• Concentrating efforts along the right priorities in an effective manner
  • Honing attention, time and energy into fulfilling specific responsibilities
  • Guarding against distractions and saying “no” to that which degrades high-quality performance


Distractions come in many forms. Some are positive, such as wanting to spend time with friends and family. Other distractions are more negative, like an unwelcomed, grumpy neighbor. Lately, I have been focused on one particular type of distraction. It is one that is not inherently positive or negative, but the result, because it takes my focus away from where it should be, is not good.

What is this distraction? True But Beside The Point (TBBTP)

True But Beside The Point =  Facts, comments, ideas or opinions shared by others that may be true, but do not directly relate to or impact the task at hand.

TBBTP distractions can easily take us off-mission and we do not even know it. Worse yet, we may think that we are still on mission, but, in reality, we are chasing a rabbit down a trail that leads to nowhere.

Let me give you an example. I have spent a good portion of my time for the past few years focused on an effort to reform the E-rate funding program. I have had countless meetings with others about the need for change. I have been surprised at how many of those conversations have been derailed or been monopolized by other things. Things that may be true, and, in fact, may need to be addressed, but, by themselves neither negate, refute, or are directly impacted by the need for change in the E-rate program. Here is an extreme illustration of what a TBBTP distraction may sound like:


“It is essential that students (and teachers) in all classrooms have the opportunity to connect to online resources. The E-rate fund is ideally suited to help make this a reality. Let’s reform the E-rate!”

Other Person:

“A cure for cancer is possible within our lifetime. Let’s support cancer research!”

Obviously, this is an absurd example (but not that far from some conversations that I have had.)  Like most of us, I have had family members and friends impacted by cancer. I am in favor of cancer research. But, in practical terms, the need for E-rate reform and the need to eliminate cancer have nothing to do with each other. If I allowed myself to be pulled deeply into efforts to raise funding for cancer research, or started doing fulltime advocacy work for victims of cancer, then I would not be doing a very good job of helping students get online. Both are good. Both are important. But impacting students’ lives is the mission I am called to, not curing cancer. (Hopefully a student getting a wonderful education will find the cure!)


Most of the time, True But Beside The Point distractions are not as clear as this example. When presented with facts or opinions that may not be relevant, here are a few questions that you can ask:

Is this person’s opinion related to our goal, or does it relate to a different task or a different goal?

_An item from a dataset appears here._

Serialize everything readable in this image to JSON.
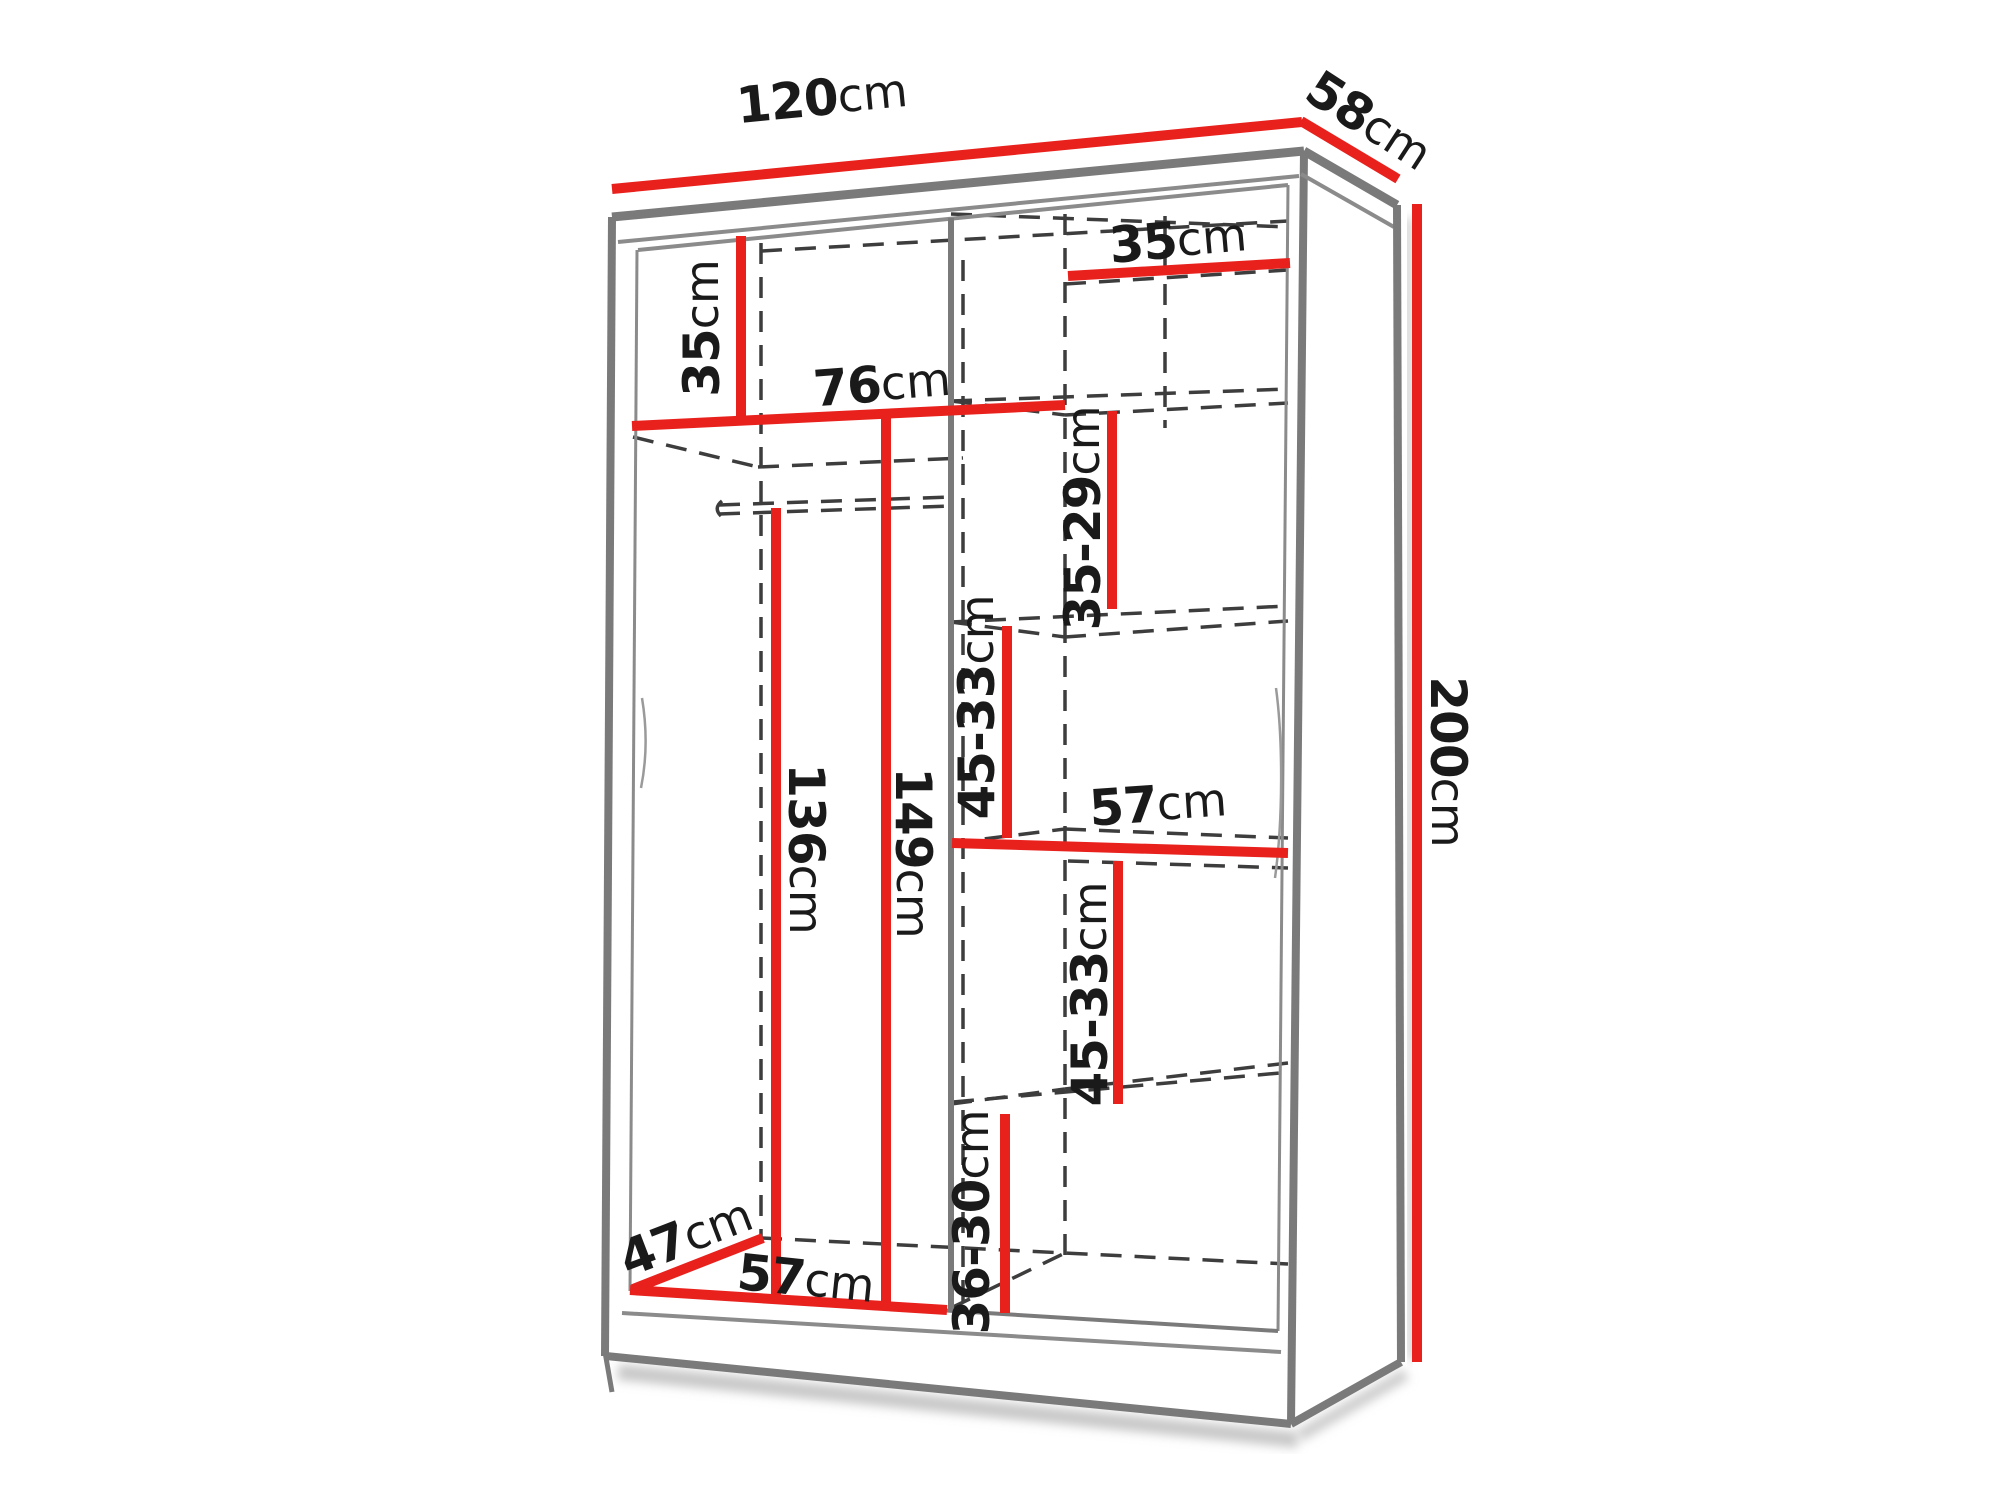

How does this new fact relate to our mission? Does it impact our ability to fulfill the mission?

Will this other circumstance or fact be changed if we fulfill our current goal?

Is there a point to this debate?

Focusing thoughts, talents and resources towards a specific goal or outcome improves the odds of success and increases the quality of outcomes. Many times, issues that are raised as objections or conflicts have only tiny threads connecting them to the issue at hand. A major requirement for being focused is the ability to recognize and to guard against these types of distractions. By steering away from True But Beside The Point issues, we save our time and energy for the work that we need to focus on the most.


Key Words and Phrases

To concentrate attention; Emphasis; Fasten; Center; Train; To have a clear perception; To bring to focus.

Opposite Terms

Blurry; Out of focus; Without direction.